# Math Help - Math Fraction Help

1. ## Math Fraction Help

When Jane asked about her quiz average thus far. Dr Sullivan remembered that she intended for each quiz to have a value of 10 points. Her record of Janes scores appears in the table.

1 = 11/20
2 = 12/25
3 = 3/5

She wondered the best way to compute Jane's average. If you were Jane, how would you want Dr. Sullivan to compute the quiz average?

2. What a rubbish question!

Turn each fraction into a decimal (by doing the division), add them up and divide by 3 to get the mean.

Arrange them in order of size and take the middle one to get the median.

You can't get the mode because all numbers are different.

"If you were Jane, how would you want Dr. Sullivan to compute the quiz average?"

I would answer: "Accurately and honestly."

3. Originally Posted by Matt Westwood
What a rubbish question!

Turn each fraction into a decimal (by doing the division), add them up and divide by 3 to get the mean.

Arrange them in order of size and take the middle one to get the median.

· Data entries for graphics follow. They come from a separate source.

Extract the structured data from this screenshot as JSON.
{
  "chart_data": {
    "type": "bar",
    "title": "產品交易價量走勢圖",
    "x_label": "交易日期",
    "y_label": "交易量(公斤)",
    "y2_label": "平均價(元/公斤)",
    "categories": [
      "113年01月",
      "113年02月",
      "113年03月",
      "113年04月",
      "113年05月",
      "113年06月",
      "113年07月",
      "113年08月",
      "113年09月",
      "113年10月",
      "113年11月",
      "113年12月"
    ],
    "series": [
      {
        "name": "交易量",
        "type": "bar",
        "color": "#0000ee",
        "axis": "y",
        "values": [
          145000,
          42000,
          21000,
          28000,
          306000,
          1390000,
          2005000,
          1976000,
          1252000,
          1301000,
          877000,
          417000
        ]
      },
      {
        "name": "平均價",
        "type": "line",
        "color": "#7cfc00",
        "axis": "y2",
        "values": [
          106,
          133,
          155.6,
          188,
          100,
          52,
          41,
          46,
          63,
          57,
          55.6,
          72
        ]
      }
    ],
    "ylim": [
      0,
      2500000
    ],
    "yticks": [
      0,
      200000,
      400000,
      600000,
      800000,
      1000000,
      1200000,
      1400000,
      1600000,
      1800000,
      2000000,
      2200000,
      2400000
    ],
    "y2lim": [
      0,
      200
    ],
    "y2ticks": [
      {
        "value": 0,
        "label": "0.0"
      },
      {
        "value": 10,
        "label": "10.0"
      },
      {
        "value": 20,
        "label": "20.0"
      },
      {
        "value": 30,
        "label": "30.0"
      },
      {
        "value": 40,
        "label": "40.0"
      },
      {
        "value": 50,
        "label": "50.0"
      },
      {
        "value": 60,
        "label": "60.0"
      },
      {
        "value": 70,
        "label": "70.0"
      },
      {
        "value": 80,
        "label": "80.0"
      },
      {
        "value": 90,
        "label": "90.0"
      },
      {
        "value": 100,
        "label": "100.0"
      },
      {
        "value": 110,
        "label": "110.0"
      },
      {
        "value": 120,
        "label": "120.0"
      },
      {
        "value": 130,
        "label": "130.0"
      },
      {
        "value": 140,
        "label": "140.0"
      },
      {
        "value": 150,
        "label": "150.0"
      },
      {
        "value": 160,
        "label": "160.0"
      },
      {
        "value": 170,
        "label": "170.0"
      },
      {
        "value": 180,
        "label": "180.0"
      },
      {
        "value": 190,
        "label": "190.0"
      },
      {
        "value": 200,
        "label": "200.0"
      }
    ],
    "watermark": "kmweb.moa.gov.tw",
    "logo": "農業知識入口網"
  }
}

You can't get the mode because all numbers are different.

"If you were Jane, how would you want Dr. Sullivan to compute the quiz average?"

I would answer: "Accurately and honestly."
That honestly kind of didnt help...

I did

11/20=.55
12/25=.48
3/5 =.60

.55+.48+.60 = 1.63

1.63/3 = .54

That still doesnt answer "If you were Jane, how would you want Dr. Sullivan to compute the quiz average" or what other way there is to get the value of 10 for each quiz

4. Originally Posted by WaynePD
When Jane asked about her quiz average thus far. Dr Sullivan remembered that she intended for each quiz to have a value of 10 points. Her record of Janes scores appears in the table.

1 = 11/20
2 = 12/25
3 = 3/5

She wondered the best way to compute Jane's average. If you were Jane, how would you want Dr. Sullivan to compute the quiz average?

You can get the average but they way you are doing it you only get the percentage. Each quiz is out of 10 points according to the problem. So...
Code:
  11/20 = .55
12/25 = .48
3/5 = .60
+____________
1.63  / 3  = .543 * 10 (points) = 5.43 average score on the quizes
You need to do this because the .54 is out of 1, just like 54% is 54 out of 100. You need the score which is out of 10.

I dont know what they are looking for on the how would you want them to average it part. It's not like a different method would get a different result without rounding. Unless you say you would rather him round to the tenths place after each calculation. But it would only get you another 3 points in the end so it's not like it would help.

5. ## my idea of the answer

Since the teacher intended to mark each quiz out of ten.You must change each quiz to be out of 10 marks. Looking at the total marks she gave for each quiz you can see that they are all factors of 100. So convert the fraction to fractions with denominators of 100 then to factions out of 10.
11/20 = 55/100 =5.5/10
12/25 = 48/100 =4.8/10
3/5 = 60/ 100 = 6/10
Jane marks out of 10 are:
5.5
4.8
6
To find the average add 5.5 +4.8 +6 then divide the answer by 3.
=16.3 ÷ 3
=5.4
Therefore the average = 5.4/10

6. Hello, WaynePD!

When Jane asked about her quiz average thus far. Dr. Sullivan remembered
that she intended for each quiz to have a value of 10 points.
Her record of Jane's scores appears in the table.

. . $\begin{array}{c|c}
\text{Quiz} & \text{Correct} \\ \hline
1 & \text{11 out of 20} \\
2 & \text{12 out of 25} \\
3 & \text{3 out of 5} \end{array}$

She wondered the best way to compute Jane's average.
If you were Jane, how would you want Dr. Sullivan to compute the quiz average?
These two statements imply that there is more than one way to compute Jane's average.

(A) The obvious method would be:

. . $\begin{array}{c|c|c}
\text{Quiz} & \text{Correct} & \text{Percent}\\ \hline
1 & \text{11 out of 20} & 55\%\\
2 & \text{12 out of 25} & 48\%\\
3 & \text{3 out of 5} & 60\%\end{array}$

$\text{Average} \:=\:\dfrac{55\% + 48\% + 60\%}{3} \;=\;\dfrac{163\%}{3} \;=\;54\frac{1}{3}\%$

(B) Another method would be:

. . $\begin{array}{c|c}
\text{Quiz} & \text{Correct} \\ \hline
1 & \text{11 out of 20} \\
2 & \text{12 out of 25} \\
3 & \text{3 out of 5} \\ \hline
\text{Total} & \text{26 out of 50} \end{array}$

$\text{Average} \;=\;\dfrac{26}{50} \;=\;52\%$

Given these two choices, Jane would prefer method (A).